Respecter l’autre, c’est aimer l’autre. Respecter et aimer, c’est la même chose. Et aimer quelqu’un, ce n’est pas seulement ne pas lui faire du mal, mais c’est, positivement, lui vouloir du bien, lui faire du bien, vouloir qu’il ou elle soit heureux. Je veux que ma sœur ou mon frère musulman soit heureux, je veux que ma sœur ou mon frère protestant soit heureux, je prie Dieu pour leur bonheur et je suis prêt à tout faire et à donner ma vie pour qu’ils soient heureux.

Enfin, nous sommes libres et nous voulons rester libres. Nous avons la chance de vivre dans un pays de liberté, liberté d’opinion et de religion, liberté de circuler où bon nous semble, de vivre comme bon nous semble : dans le respect, c’est évident, des lois établies. Cette liberté est un don précieux, et jamais nous n’accepterons de la perdre. Les tueurs veulent créer un empire totalitaire, ils veulent nous imposer leur loi de mort, nous réduire au silence par la violence, par la terreur, et par la crainte qu’ils nous inspirent. Ils veulent faire de nous des pantins terrorisés et sans volonté entre leurs mains. Et dans leurs camps ils formeront nos enfants à être comme eux des tueurs dociles et obéissants. Nous ne voulons pas de cela, jamais !

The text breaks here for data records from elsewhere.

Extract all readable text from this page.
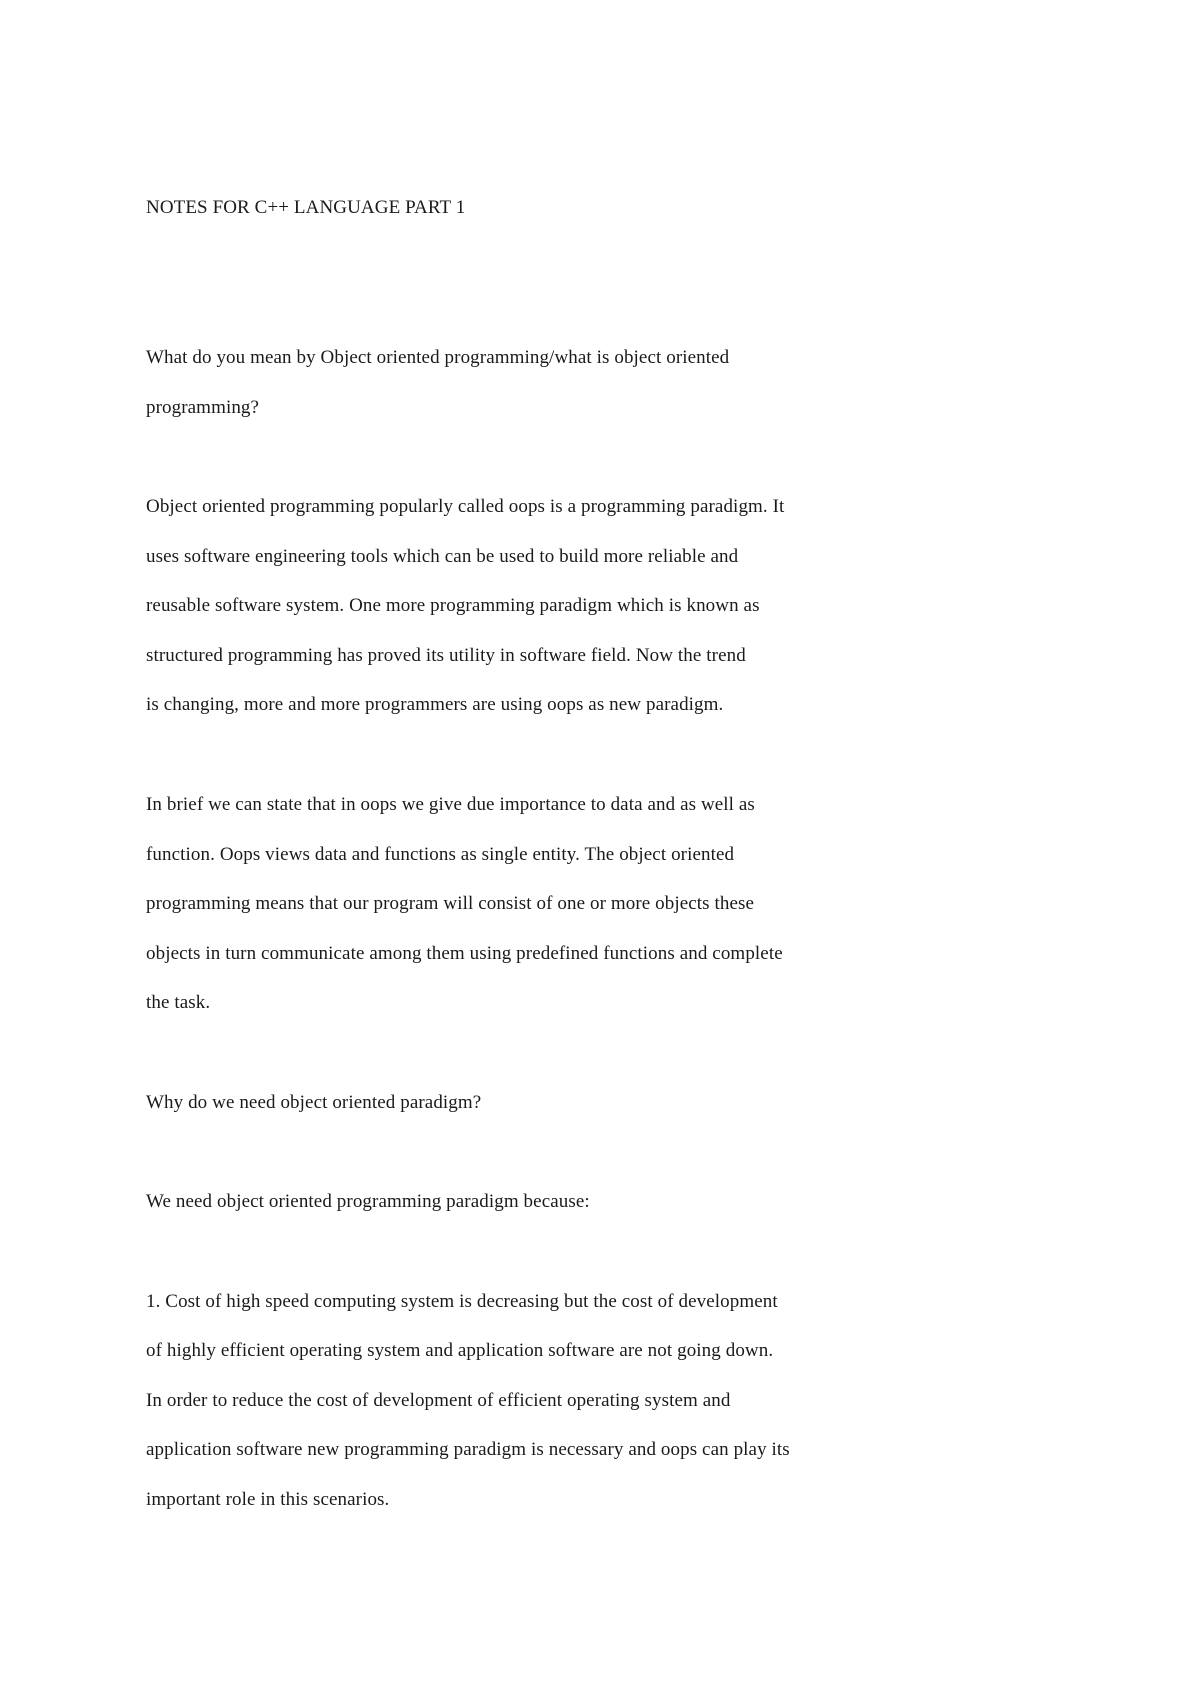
NOTES FOR C++ LANGUAGE PART 1
What do you mean by Object oriented programming/what is object oriented
programming?
Object oriented programming popularly called oops is a programming paradigm. It
uses software engineering tools which can be used to build more reliable and
reusable software system. One more programming paradigm which is known as
structured programming has proved its utility in software field. Now the trend
is changing, more and more programmers are using oops as new paradigm.
In brief we can state that in oops we give due importance to data and as well as
function. Oops views data and functions as single entity. The object oriented
programming means that our program will consist of one or more objects these
objects in turn communicate among them using predefined functions and complete
the task.
Why do we need object oriented paradigm?
We need object oriented programming paradigm because:
1. Cost of high speed computing system is decreasing but the cost of development
of highly efficient operating system and application software are not going down.
In order to reduce the cost of development of efficient operating system and
application software new programming paradigm is necessary and oops can play its
important role in this scenarios.
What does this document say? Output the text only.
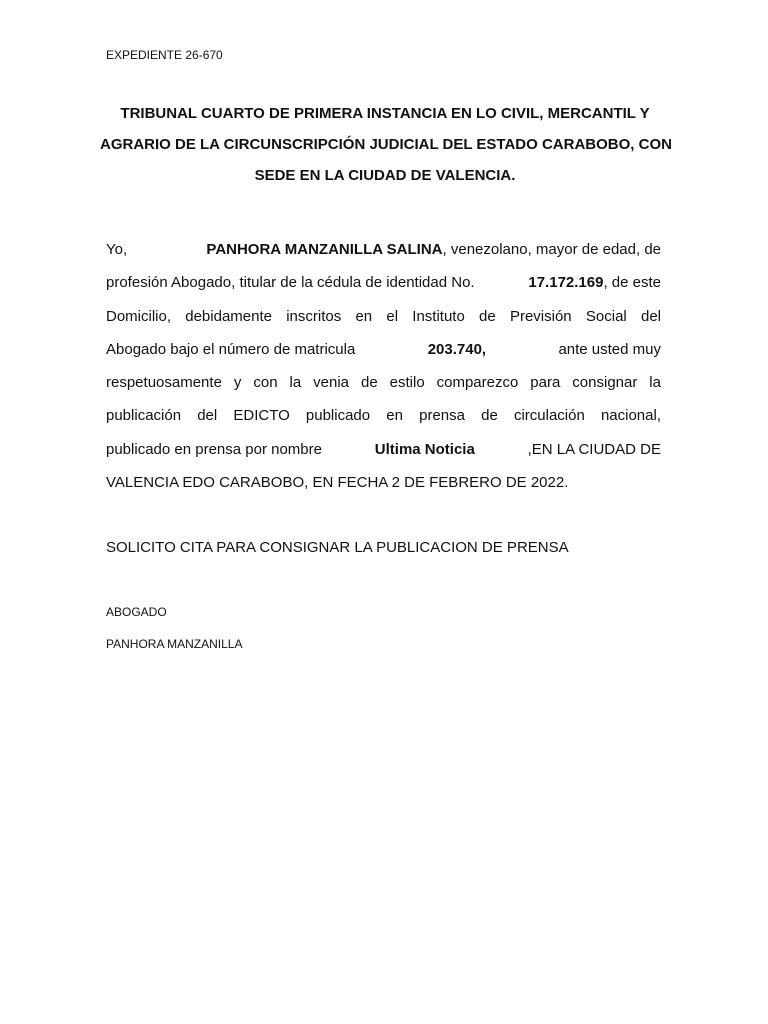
EXPEDIENTE 26-670
TRIBUNAL CUARTO DE PRIMERA INSTANCIA EN LO CIVIL, MERCANTIL Y
AGRARIO DE LA CIRCUNSCRIPCIÓN JUDICIAL DEL ESTADO CARABOBO, CON
SEDE EN LA CIUDAD DE VALENCIA.
Yo,	PANHORA MANZANILLA SALINA, venezolano, mayor de edad, de
profesión Abogado, titular de la cédula de identidad No.	17.172.169, de este
Domicilio, debidamente inscritos en el Instituto de Previsión Social del
Abogado bajo el número de matricula	203.740,	ante usted muy
respetuosamente y con la venia de estilo comparezco para consignar la
publicación del EDICTO publicado en prensa de circulación nacional,
publicado en prensa por nombre	Ultima Noticia	,EN LA CIUDAD DE
VALENCIA EDO CARABOBO, EN FECHA 2 DE FEBRERO DE 2022.
SOLICITO CITA PARA CONSIGNAR LA PUBLICACION DE PRENSA
ABOGADO
PANHORA MANZANILLA
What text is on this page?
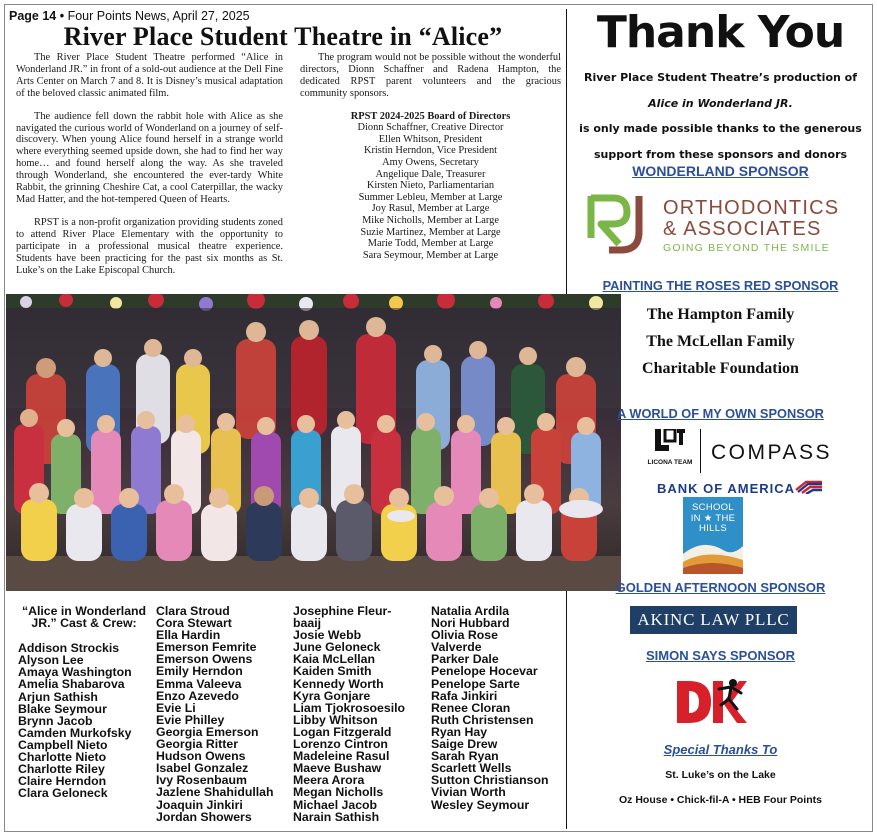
Page 14 • Four Points News, April 27, 2025
River Place Student Theatre in “Alice”

The River Place Student Theatre performed “Alice in Wonderland JR.” in front of a sold-out audience at the Dell Fine Arts Center on March 7 and 8. It is Disney’s musical adaptation of the beloved classic animated film.

The audience fell down the rabbit hole with Alice as she navigated the curious world of Wonderland on a journey of self-discovery. When young Alice found herself in a strange world where everything seemed upside down, she had to find her way home… and found herself along the way. As she traveled through Wonderland, she encountered the ever-tardy White Rabbit, the grinning Cheshire Cat, a cool Caterpillar, the wacky Mad Hatter, and the hot-tempered Queen of Hearts.

RPST is a non-profit organization providing students zoned to attend River Place Elementary with the opportunity to participate in a professional musical theatre experience. Students have been practicing for the past six months as St. Luke’s on the Lake Episcopal Church.

The program would not be possible without the wonderful directors, Dionn Schaffner and Radena Hampton, the dedicated RPST parent volunteers and the gracious community sponsors.

RPST 2024-2025 Board of Directors
Dionn Schaffner, Creative Director
Ellen Whitson, President
Kristin Herndon, Vice President
Amy Owens, Secretary
Angelique Dale, Treasurer
Kirsten Nieto, Parliamentarian
Summer Lebleu, Member at Large
Joy Rasul, Member at Large
Mike Nicholls, Member at Large
Suzie Martinez, Member at Large
Marie Todd, Member at Large
Sara Seymour, Member at Large
“Alice in Wonderland JR.” Cast & Crew:
Addison Strockis
Alyson Lee
Amaya Washington
Amelia Shabarova
Arjun Sathish
Blake Seymour
Brynn Jacob
Camden Murkofsky
Campbell Nieto
Charlotte Nieto
Charlotte Riley
Claire Herndon
Clara Geloneck
Clara Stroud
Cora Stewart
Ella Hardin
Emerson Femrite
Emerson Owens
Emily Herndon
Emma Valeeva
Enzo Azevedo
Evie Li
Evie Philley
Georgia Emerson
Georgia Ritter
Hudson Owens
Isabel Gonzalez
Ivy Rosenbaum
Jazlene Shahidullah
Joaquin Jinkiri
Jordan Showers
Josephine Fleur-
baaij
Josie Webb
June Geloneck
Kaia McLellan
Kaiden Smith
Kennedy Worth
Kyra Gonjare
Liam Tjokrosoesilo
Libby Whitson
Logan Fitzgerald
Lorenzo Cintron
Madeleine Rasul
Maeve Bushaw
Meera Arora
Megan Nicholls
Michael Jacob
Narain Sathish
Natalia Ardila
Nori Hubbard
Olivia Rose
Valverde
Parker Dale
Penelope Hocevar
Penelope Sarte
Rafa Jinkiri
Renee Cloran
Ruth Christensen
Ryan Hay
Saige Drew
Sarah Ryan
Scarlett Wells
Sutton Christianson
Vivian Worth
Wesley Seymour
Thank You
River Place Student Theatre’s production of
Alice in Wonderland JR.
is only made possible thanks to the generous
support from these sponsors and donors
WONDERLAND SPONSOR
ORTHODONTICS
& ASSOCIATES
GOING BEYOND THE SMILE
PAINTING THE ROSES RED SPONSOR
The Hampton Family
The McLellan Family
Charitable Foundation
A WORLD OF MY OWN SPONSOR
LICONA TEAM COMPASS
BANK OF AMERICA
SCHOOL
IN ★ THE
HILLS
GOLDEN AFTERNOON SPONSOR
AKINC LAW PLLC
SIMON SAYS SPONSOR
Special Thanks To
St. Luke’s on the Lake
Oz House • Chick-fil-A • HEB Four Points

La liberté de la personne humaine est voulue par Dieu et elle est sacrée. Elle se manifeste plus particulièrement à certains moments de l’existence humaine, lors de certains choix qui engagent toute notre vie. Il y a le choix du mariage, où il est si important que le jeune homme choisisse lui-même et en toute liberté sa fiancée, que la jeune fille choisisse elle-même et en toute liberté son fiancé. Il y a le choix de l’orientation professionnelle, le libre choix du métier que l’on veut exercer dans la vie, un métier qui soit épanouissant, qui procure le bonheur à la personne et, à travers elle, à sa famille et à son entourage. Il y a, par-dessus tout, la liberté religieuse. Bien sûr chacun de nous est né dans un certain milieu culturel et dans une famille particulière, qui nous ont orientés tout naturellement vers telle ou telle religion. Mais il y a un moment dans la vie où l’on reconnaît lucidement et en toute liberté le chemin religieux sur lequel on est engagé, où on le fait sien, non plus pour des raisons familiales ou culturelles, mais par choix personnel. Et liberté religieuse veut dire aussi la liberté pour une personne, à un moment de sa vie, de pouvoir changer de chemin religieux, si, en toute conscience, elle estime devoir le faire. La famille et la société acceptent et protègent ces choix de liberté. Personne ne sera poursuivi ni maltraité pour avoir fait un choix religieux personnel et libre.

Frères et sœurs, chers amis, encore une fois, c’est le respect, l’amour et la liberté qui sont les armes avec lesquelles nous affronterons ceux qui veulent faire le mal. Et nous qui croyons en Dieu, nous espérons de toute notre âme et nous sommes sûrs que ce sont elles, parce qu’elles viennent de Dieu, qui auront le dernier mot, le mot de la victoire, non seulement dans notre cher pays le Cameroun, mais également dans les pays voisins hélas ravagés aujourd’hui par la terreur et par la guerre.